In this Supplemental New Drug Submission (SNDS), a randomized, double blind, Phase 3 study (TAS-102-302 (TAGS)) was submitted in support of Lonsurf in patients with metastatic gastric cancer (mGC) or adenocarcinoma of the gastroesophageal junction (GEJ) who were previously treated with at least two prior regimens for advanced disease. A total of 507 patients were randomized to Lonsurf (N = 337) or placebo (N = 170) arms.

The Lonsurf dose of 35 mg/m²/dose was administered twice daily on Days 1 through 5 and Days 8 through 12 of each 28-day cycle along with best supportive care. Similar dosing was previously approved in patients with metastatic colorectal cancer (mCRC). The primary efficacy outcome measure was overall survival (OS) and an additional outcome measure was progression free survival (PFS).

All patients in the TAGS study received at least 2 prior regimens for advanced disease and these included a fluoropyrimidine, a platinum, and either a taxane or irinotecan as per National Comprehensive Cancer Network (NCCN) as well as Canadian practice guidelines for gastric cancer. Patients with HER2/neu-positive tumours had received prior HER2/neu-targeted therapy.

Results of the TAGS study showed a statistically significant survival benefit in favour of Lonsurf with an median OS of 5.7 months compared to 3.6 months for placebo treated patients (HR:0.69, 95% CI 0.56-0.85; p <0.0006). Similarly, there was an improvement in median PFS in patients receiving Lonsurf as compared to the placebo arm (2 months vs 1.8 months, respectively).

Greater hematological toxicities including ≥Grade 3 adverse reactions (AR), serious ARs, dose delays and dose reductions were reported in patients with moderate renal impairment compared to the patients with normal (creatinine clearance ≥90 mL/min) or mild renal impairment (creatinine clearance 60 to 89 mL/min). This occurred in both the TAGS study (indication: mGC) as well as in the previously submitted RECOURSE study for metastatic colorectal cancer (mCRC) patients. These patients are advised to be monitored closely. Hematological laboratory abnormalities were higher in elderly patients than in younger patients (65 years of age or less); therefore, these patients are advised to be monitored. Lonsurf has not been studied in and is not recommended in children (<18 years of age).

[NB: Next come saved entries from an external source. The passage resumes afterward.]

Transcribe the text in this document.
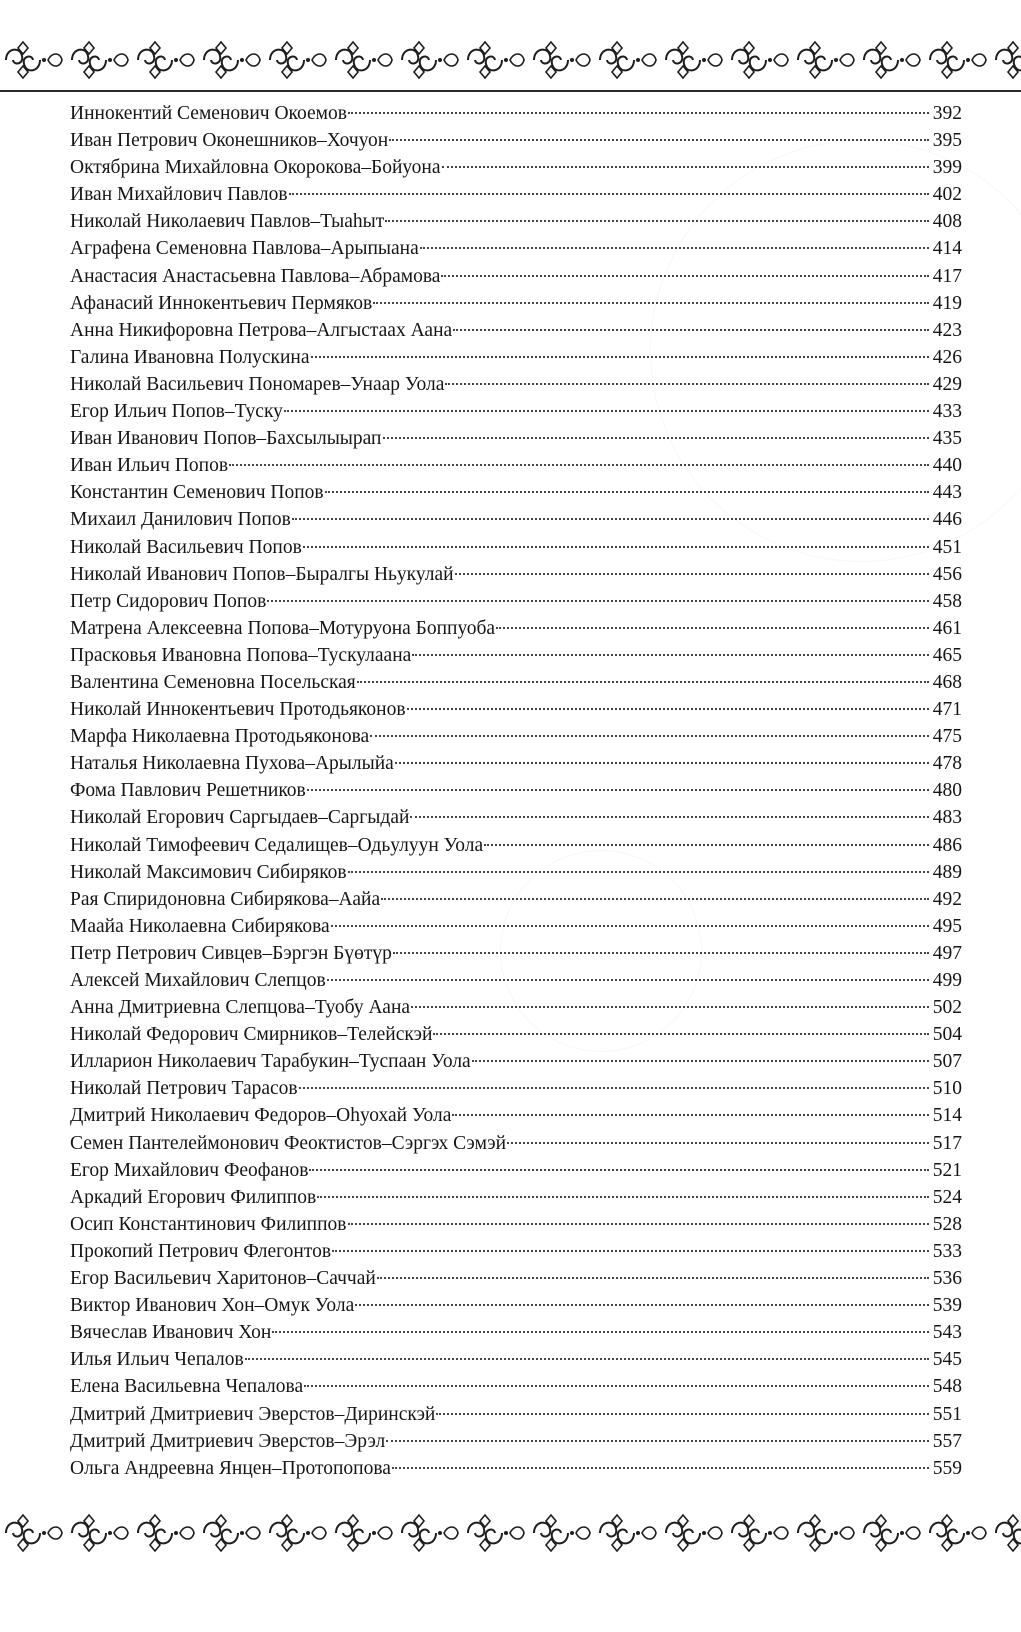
Иннокентий Семенович Окоемов	392
Иван Петрович Оконешников–Хочуон	395
Октябрина Михайловна Окорокова–Бойуона	399
Иван Михайлович Павлов	402
Николай Николаевич Павлов–Тыаһыт	408
Аграфена Семеновна Павлова–Арыпыана	414
Анастасия Анастасьевна Павлова–Абрамова	417
Афанасий Иннокентьевич Пермяков	419
Анна Никифоровна Петрова–Алгыстаах Аана	423
Галина Ивановна Полускина	426
Николай Васильевич Пономарев–Унаар Уола	429
Егор Ильич Попов–Туску	433
Иван Иванович Попов–Бахсылыырап	435
Иван Ильич Попов	440
Константин Семенович Попов	443
Михаил Данилович Попов	446
Николай Васильевич Попов	451
Николай Иванович Попов–Быралгы Ньукулай	456
Петр Сидорович Попов	458
Матрена Алексеевна Попова–Мотуруона Боппуоба	461
Прасковья Ивановна Попова–Тускулаана	465
Валентина Семеновна Посельская	468
Николай Иннокентьевич Протодьяконов	471
Марфа Николаевна Протодьяконова	475
Наталья Николаевна Пухова–Арылыйа	478
Фома Павлович Решетников	480
Николай Егорович Саргыдаев–Саргыдай	483
Николай Тимофеевич Седалищев–Одьулуун Уола	486
Николай Максимович Сибиряков	489
Рая Спиридоновна Сибирякова–Аайа	492
Маайа Николаевна Сибирякова	495
Петр Петрович Сивцев–Бэргэн Бүөтүр	497
Алексей Михайлович Слепцов	499
Анна Дмитриевна Слепцова–Туобу Аана	502
Николай Федорович Смирников–Телейскэй	504
Илларион Николаевич Тарабукин–Туспаан Уола	507
Николай Петрович Тарасов	510
Дмитрий Николаевич Федоров–Оһуохай Уола	514
Семен Пантелеймонович Феоктистов–Сэргэх Сэмэй	517
Егор Михайлович Феофанов	521
Аркадий Егорович Филиппов	524
Осип Константинович Филиппов	528
Прокопий Петрович Флегонтов	533
Егор Васильевич Харитонов–Саччай	536
Виктор Иванович Хон–Омук Уола	539
Вячеслав Иванович Хон	543
Илья Ильич Чепалов	545
Елена Васильевна Чепалова	548
Дмитрий Дмитриевич Эверстов–Диринскэй	551
Дмитрий Дмитриевич Эверстов–Эрэл	557
Ольга Андреевна Янцен–Протопопова	559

The Safety results seen in patients with mGC, including Grade ≥3 TEAE, were similar to those previously reported in patients with mCRC. No new safety signals were seen in patients with mGC. The most frequent adverse reactions were reported as blood and lymphatic and gastrointestinal disorders. The reported hematologic toxicities were often severe and life threatening. Common Terminology Criteria for Adverse Events (CTCAE) Grades 3 and 4 included neutropenia (23%), leukopenia (7%), anemia (19%), and gastrointestinal disorders [nausea (3%), vomiting (4%), diarrhea (3%)]. One patient (0.2%) died due to neutropenic infection considered related to Lonsurf treatment. Thirteen percent of patients discontinued Lonsurf for a TEAE and 11% of patients receiving Lonsurf required a dose reduction. The safety information and measures to manage serious adverse reactions are adequately present in the Lonsurf Product Monograph.

With the current labelling, Lonsurfs Benefits-Risk profile is deemed to be favourable for the proposed indication of metastatic gastric cancer or adenocarcinoma of gastro esophageal junction in patients who received two prior therapies (as specified in the indication).